Smith got her marathon day under way on July 21 at 6:30 a.m. She said the water was warmer than expected, 63 degrees instead of 57 or colder. She swam in sunlight the entire stretch and was aided by a favorable tide for the first six hours, until it turned sooner than expected -- thus the slower time.
Upon completing her swim in France, Smith returned to Dover via boat to rejoin her mother, Carol, and brother. She completed her remarkable trek by signing her name on the wall of the White Horse Pub, Dover's oldest bar.
Smith's dream to swim the English Channel began at Sacred Heart Prep.
"I decided over five years ago, when I was in high school, that I wanted to swim the Channel," she said. "After my first Alcatraz swim, when I was 16, I was hooked on open water swimming.
"Prior to the Channel swim, I had not done any really big swims. I have done five Alcatraz swims (she was the second-fastest female at the 2009 Alcatraz Sharkfest Swim), two Bridge to Bridge swims, and a 10k Lake Del Valle swim (in the East Bay)."
Smith started her training for the Channel swim in January of this year.
"However, I was at college at Bucknell (where she played water polo) and was only able to train in the pool," she said. "It was not until May, when I came home for the summer, that I was able to go to the Bay (Aquatic Park) and train in the cold water.
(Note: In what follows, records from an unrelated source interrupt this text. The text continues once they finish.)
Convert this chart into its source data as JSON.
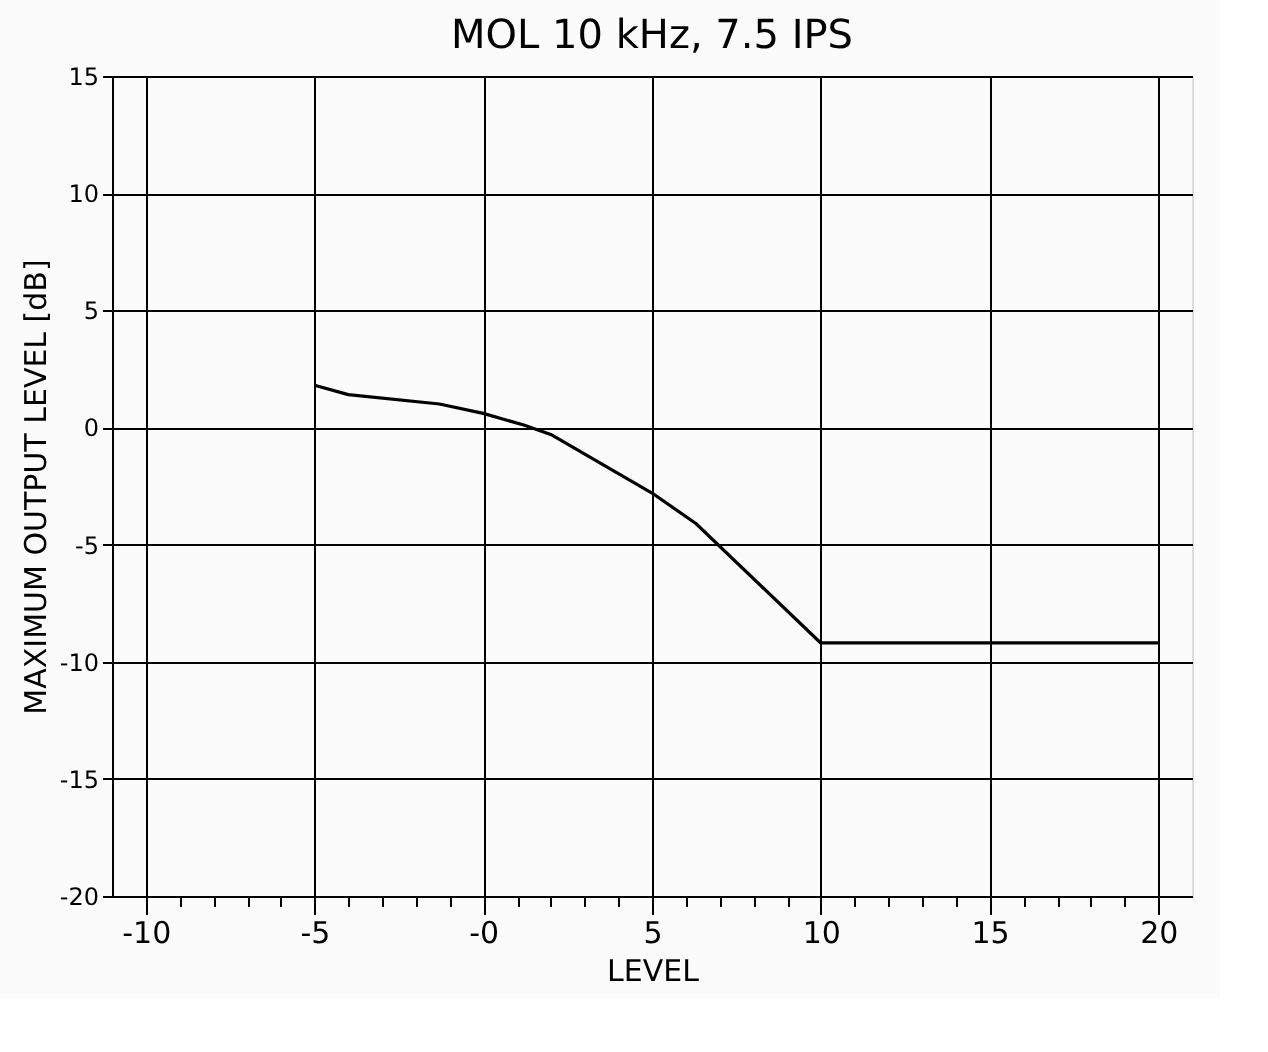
{
  "chart_data": {
    "type": "line",
    "title": "MOL 10 kHz, 7.5 IPS",
    "xlabel": "LEVEL",
    "ylabel": "MAXIMUM OUTPUT LEVEL [dB]",
    "x": [
      -5,
      -4,
      -1.3,
      0,
      1.2,
      2,
      5,
      6.3,
      10,
      20
    ],
    "series": [
      {
        "color": "#000000",
        "values": [
          1.8,
          1.4,
          1.0,
          0.6,
          0.1,
          -0.3,
          -2.8,
          -4.1,
          -9.2,
          -9.2
        ]
      }
    ],
    "xlim": [
      -11,
      21
    ],
    "xticks": [
      -10,
      {
        "value": -9,
        "label": null
      },
      {
        "value": -8,
        "label": null
      },
      {
        "value": -7,
        "label": null
      },
      {
        "value": -6,
        "label": null
      },
      -5,
      {
        "value": -4,
        "label": null
      },
      {
        "value": -3,
        "label": null
      },
      {
        "value": -2,
        "label": null
      },
      {
        "value": -1,
        "label": null
      },
      {
        "value": 0,
        "label": "-0"
      },
      {
        "value": 1,
        "label": null
      },
      {
        "value": 2,
        "label": null
      },
      {
        "value": 3,
        "label": null
      },
      {
        "value": 4,
        "label": null
      },
      5,
      {
        "value": 6,
        "label": null
      },
      {
        "value": 7,
        "label": null
      },
      {
        "value": 8,
        "label": null
      },
      {
        "value": 9,
        "label": null
      },
      10,
      {
        "value": 11,
        "label": null
      },
      {
        "value": 12,
        "label": null
      },
      {
        "value": 13,
        "label": null
      },
      {
        "value": 14,
        "label": null
      },
      15,
      {
        "value": 16,
        "label": null
      },
      {
        "value": 17,
        "label": null
      },
      {
        "value": 18,
        "label": null
      },
      {
        "value": 19,
        "label": null
      },
      20
    ],
    "ylim": [
      -20,
      15
    ],
    "yticks": [
      -20,
      -15,
      -10,
      -5,
      0,
      5,
      10,
      15
    ],
    "grid": true,
    "marker": "none",
    "line_style": "solid"
  }
}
On May 21, I did my first Aquatic Park swim and only could handle 40 minutes in the 56-degree water. Becoming acclimated to the cold was my biggest worry."
A swimmer is only allowed to wear a Speedo suit, goggles, and a cap during English Channel attempts -- in addition to be liberally covered in grease to fight the cold.
"My time in the water slowly improved and, by early June, I could handle two hours. On June 21, I did my six-hour qualifying swim in Aquatic Park. That was the longest swim of my training."
Then it was off to England to achieve a dream.